Agreed. My issue with transwarp beaming is that I simply don't see how it could work the way it does in the movie without a serious amount of collateral technology (how can the signal travel faster than a subspace signal - which can take hours or days to reach its destination; how can it travel over longer distances than a subspace signal without specially designed subspace relays (Scotty used standard Federation communication relays in the comic and Harrison I assume must have hacked Klingon communication relays but a transporter signal contains a hell of a lot more data than a subspace communication); how can the annular confinement beam retain the integrity of a signal without something extra to power the beam; since scanners don't have that kind of range (quite often they don't even detect a ship in visual range) and they can't even beam up a person who is moving too much, how can a person not die if they are beaming over light years without a receiving pad to aim for). It should be a death sentence and it irritates me that they hand waved that away with a 'ooh this is soo dangerous but we'll use it and succeed anyway' line.

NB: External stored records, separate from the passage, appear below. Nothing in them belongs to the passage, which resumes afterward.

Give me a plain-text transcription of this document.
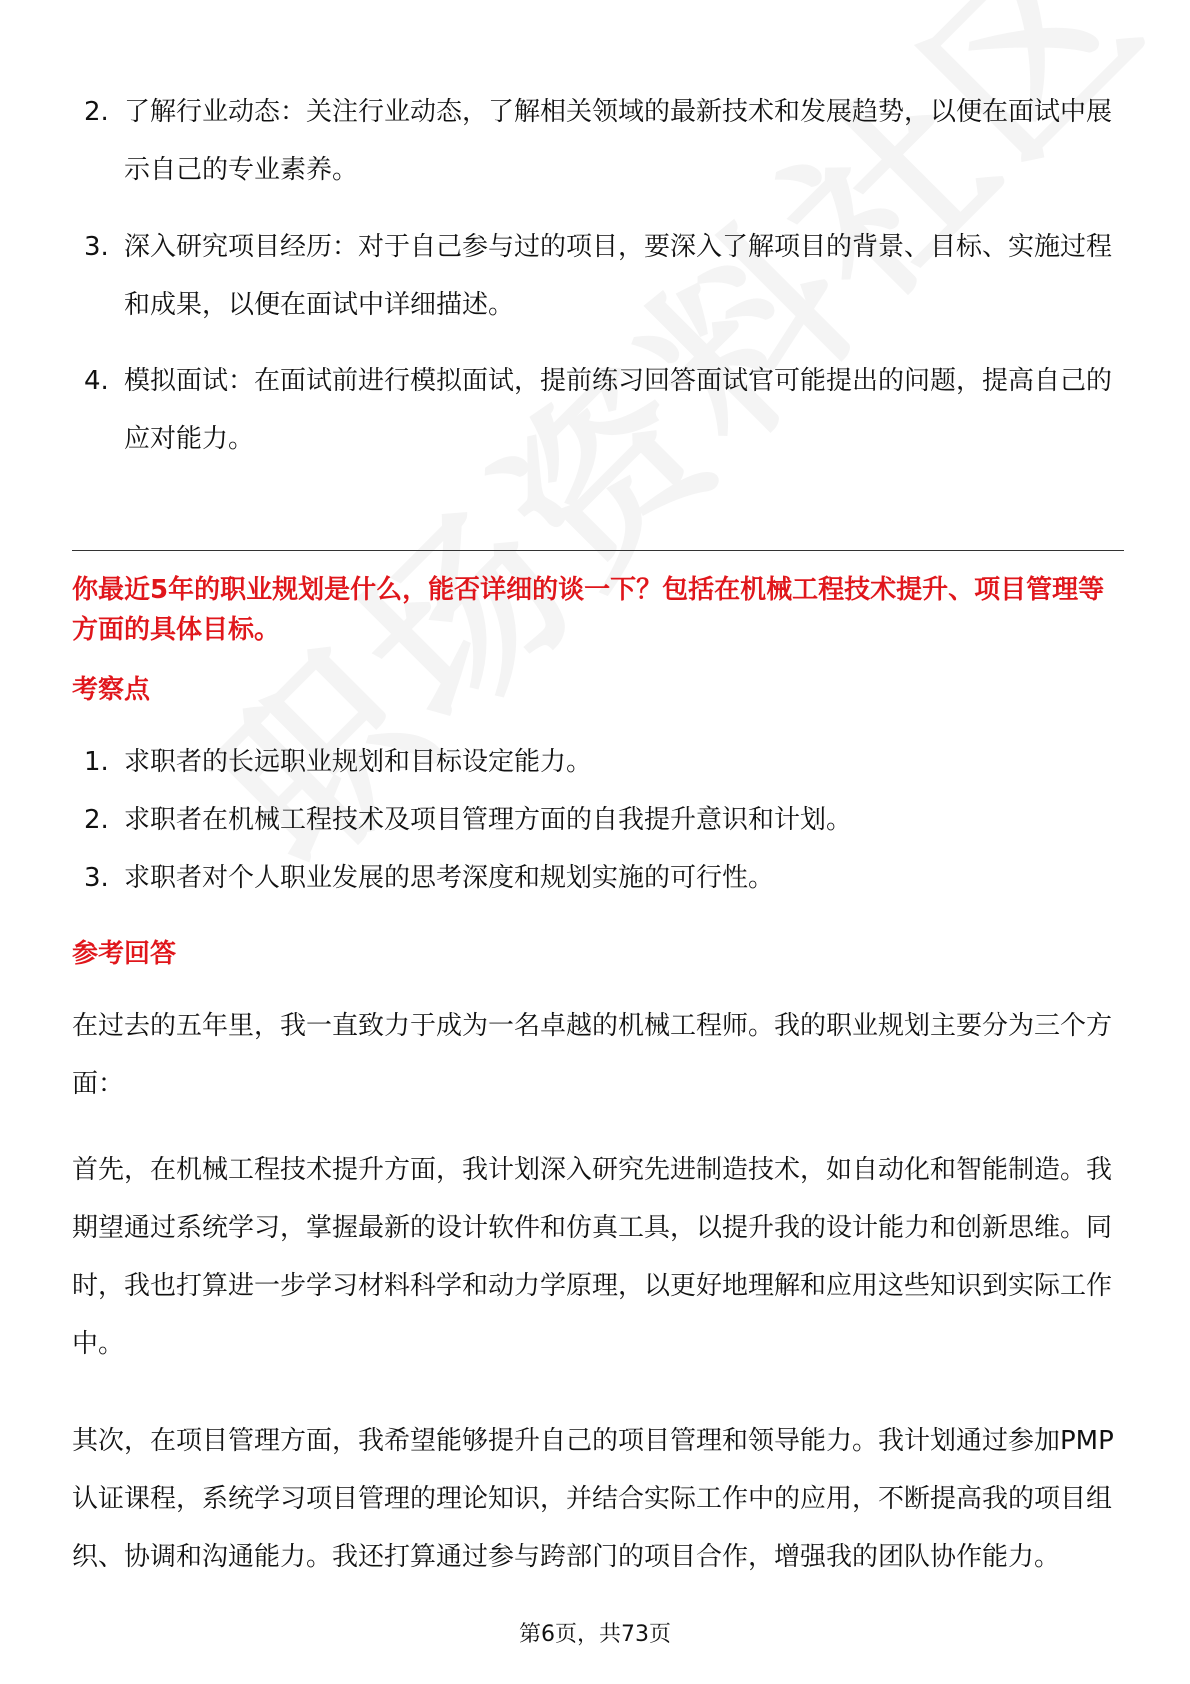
2. 了解行业动态：关注行业动态，了解相关领域的最新技术和发展趋势，以便在面试中展示自己的专业素养。
3. 深入研究项目经历：对于自己参与过的项目，要深入了解项目的背景、目标、实施过程和成果，以便在面试中详细描述。
4. 模拟面试：在面试前进行模拟面试，提前练习回答面试官可能提出的问题，提高自己的应对能力。
你最近5年的职业规划是什么，能否详细的谈一下？包括在机械工程技术提升、项目管理等方面的具体目标。
考察点
1. 求职者的长远职业规划和目标设定能力。
2. 求职者在机械工程技术及项目管理方面的自我提升意识和计划。
3. 求职者对个人职业发展的思考深度和规划实施的可行性。
参考回答
在过去的五年里，我一直致力于成为一名卓越的机械工程师。我的职业规划主要分为三个方面：
首先，在机械工程技术提升方面，我计划深入研究先进制造技术，如自动化和智能制造。我期望通过系统学习，掌握最新的设计软件和仿真工具，以提升我的设计能力和创新思维。同时，我也打算进一步学习材料科学和动力学原理，以更好地理解和应用这些知识到实际工作中。
其次，在项目管理方面，我希望能够提升自己的项目管理和领导能力。我计划通过参加PMP认证课程，系统学习项目管理的理论知识，并结合实际工作中的应用，不断提高我的项目组织、协调和沟通能力。我还打算通过参与跨部门的项目合作，增强我的团队协作能力。
第6页，共73页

My personal prefernce would be to go back to something like Blakes 7. You need a localised quantum scanner to beam back (usually a communicator or belt monitor) otherwise the ship will have to rely on the pattern that it stored when you were sent down - complete with memory loss. The whole system is on shaky ground - well shakier than the concept to start with.
As it is, beaming weapons of mass destruction long distances is all too easy. Beaming light years without a receiving pad is risk free (unless the target is at warp). It's easier to beam onto a ship at warp than it is to beam up somebody who is moving around. Go figure.